Tag Archives: relationship with God

I Am the Branch

For what feels like most of my life, I have had this struggle with my hair.  My desire is for it to grow long, but in the past several years, every beautician I have seen has recommended that I cut it.  There has been so much damage and mistreatment of my hair, the best option was to chop it off and regrow it.  I resisted because I did not understand how cutting it off would help it grow longer.  I did not want to let go, so I held on to my damaged hair which still refused to grow.

I am worthyOnce I was meditating on John 15 (“The Vine and the branches”), and I realized something:  God, the vine dresser, takes away the branches that do not bear fruit.  He prunes the branches that do, so that they may bear more fruit.  My habit was to use this verse as a plea for God to prune me so that I become a branch that does bear fruit.  But the very fact that He prunes me shows that I already bear fruit and He sees the potential in me for more. What an honor it is, for the vine dresser to prune me!

Our society so easily discards things we consider insufficient.  But Our Father is not like that.  He says, “I delight in you.  I see the fruit you bear.  That’s why I prune you.  Because you were made for so much more.”  Even if He sees one pathetically tiny piece of fruit barely hanging on from that branch that I am, He still delights in me.  He sees not that I have barely produced anything.  He only sees the capacity He has in me. It is not about my faults and failures because He declares that I am already clean because of the word which has spoken to me.  It’s not about me.  The star of the vine is the Vine: Jesus.  It’s about God, the vine dresser.  His desire to grow us, use us, and have us to Himself.  Though that love involves us, it isn’t about us.  Submitting to pruning is simply an act of receiving His great love for us.

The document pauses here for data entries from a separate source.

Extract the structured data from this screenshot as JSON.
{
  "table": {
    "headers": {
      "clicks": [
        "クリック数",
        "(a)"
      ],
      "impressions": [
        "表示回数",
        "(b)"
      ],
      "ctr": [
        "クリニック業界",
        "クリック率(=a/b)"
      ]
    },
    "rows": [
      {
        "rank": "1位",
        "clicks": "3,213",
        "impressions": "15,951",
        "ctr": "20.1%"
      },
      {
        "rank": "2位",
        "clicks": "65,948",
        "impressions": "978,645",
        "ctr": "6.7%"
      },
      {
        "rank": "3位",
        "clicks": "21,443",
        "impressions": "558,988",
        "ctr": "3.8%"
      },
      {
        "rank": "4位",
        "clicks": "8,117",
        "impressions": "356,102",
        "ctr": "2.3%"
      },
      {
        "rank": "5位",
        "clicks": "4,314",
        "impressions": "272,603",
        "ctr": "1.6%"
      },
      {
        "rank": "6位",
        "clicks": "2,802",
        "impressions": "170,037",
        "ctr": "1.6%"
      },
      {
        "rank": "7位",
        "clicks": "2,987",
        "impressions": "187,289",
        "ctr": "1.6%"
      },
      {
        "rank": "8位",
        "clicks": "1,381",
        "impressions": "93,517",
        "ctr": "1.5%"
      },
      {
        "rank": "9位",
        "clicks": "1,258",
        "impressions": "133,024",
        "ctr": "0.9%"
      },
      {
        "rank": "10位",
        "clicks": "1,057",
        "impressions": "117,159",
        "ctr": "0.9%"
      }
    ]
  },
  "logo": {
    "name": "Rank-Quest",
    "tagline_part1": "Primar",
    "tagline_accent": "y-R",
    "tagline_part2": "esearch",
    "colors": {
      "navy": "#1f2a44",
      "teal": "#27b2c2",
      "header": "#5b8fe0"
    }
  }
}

vinedresserSo a couple of weeks ago, I sat in the stylist’s chair.  A year and a half ago, I argued with her about how I did NOT want my hair cut (even though she offered to simply trim it).  I said, reluctantly, I’m ready to cut it.  I watched the dry, split ends fall to my shoulders.  A part of me was dying inside.  At the end, my hair was more beautiful than I would’ve imagined it would be short.  And it looked so healthy.  I was grateful for putting trust in her.

How much more trust should I place in my God who knows what is and isn’t good for me?  What are you holding that may need to be let go, even if only for a season?  I challenge you to be open to pruning when the time comes.  Because the result is always worth it.


The Beauty of Intercession

It has been about two months since I have moved up here for my ministry training experience.  If someone were to ask me to sum up what it has been like, this is what I would say:

This is definitely an accelerated environment.  When you give yourself over to prayer and fasting for such long periods, things become clearer . . . Suddenly, it only takes a matter of days to weeks as opposed to taking months to years for me to realize some things:

  • I don’t love God as much as I thought I did.  Not that I didn’t love God; I just was not as wholeheartedly surrendered as much as I believed.  When He touched those un-surrendered areas and asked me to let go, I became aware of where I did not love Him.
  • Then, I realize that I’m not as together as I thought I was.  I am a broken, yet prideful mess.
  • Also, that really in myself, I can do nothing.  Even though I say “Apart from You, I can do nothing,” I still sometimes believe in my own dead works.  I still think I can cook it up.

Even my love for God.  But it takes God to love God, especially when things get hard and He has to do some major heart surgery.  Really, it’s like being locked in a padded room with Jesus as He holds up a mirror.  You have to look at all the hideous things in yourself that you don’t want to see.  But He shows us these things because He wants us to see how much more we need Him.

This is the beauty of intercession:

God is omniscient, omnipresent, and omnipotent.  He has the power to do anything He wants, however He wants, whenever He wants.  But what He wants is to have relationship with us.

God could simply wave His hand and make all our problems go away.  He could simply blink His eyes and bring revival.  But He wants us to feel His heart.  He wants to share His burdens with us.  He wants us to partner with Him in the things He wants to do.

How loving is that?  He loves us so much that He wants to give us a role?  He yearns to have that relationship with us.  God, our Father, COVETS our love, affections, and attention.  We were created to commune with Him.  Created for Him by Him to be with Him.  Who are we that He would use us?  Our flesh wants us to believe that we did something to earn His affection.  Even by accepting Him into our hearts as Lord, that is a choice we cannot make without His grace.

I mean, really . . . take a deep breath . . . do it again . . . even the air that you breathe . . . even the lungs inside you that have the capacity to hold oxygen are by His grace.  Why?  Because He delights in you. He even delights in your breathing.  He delights in the voice your breath produces.  How can He not be inclined to move at the sound of His child’s voice?

It is that knowledge and revelation that enables your lips to utter “God is good” when your heart is being chopped into a million little pieces in order to be reassembled by His hands.  Jesus said, blessed are you when you are not offended by me.  When you are in touch with this love, you are not offended.  I admit that during this season, during this process, there were times I found myself offended.  But it was because there was more I had to learn about the Father’s love.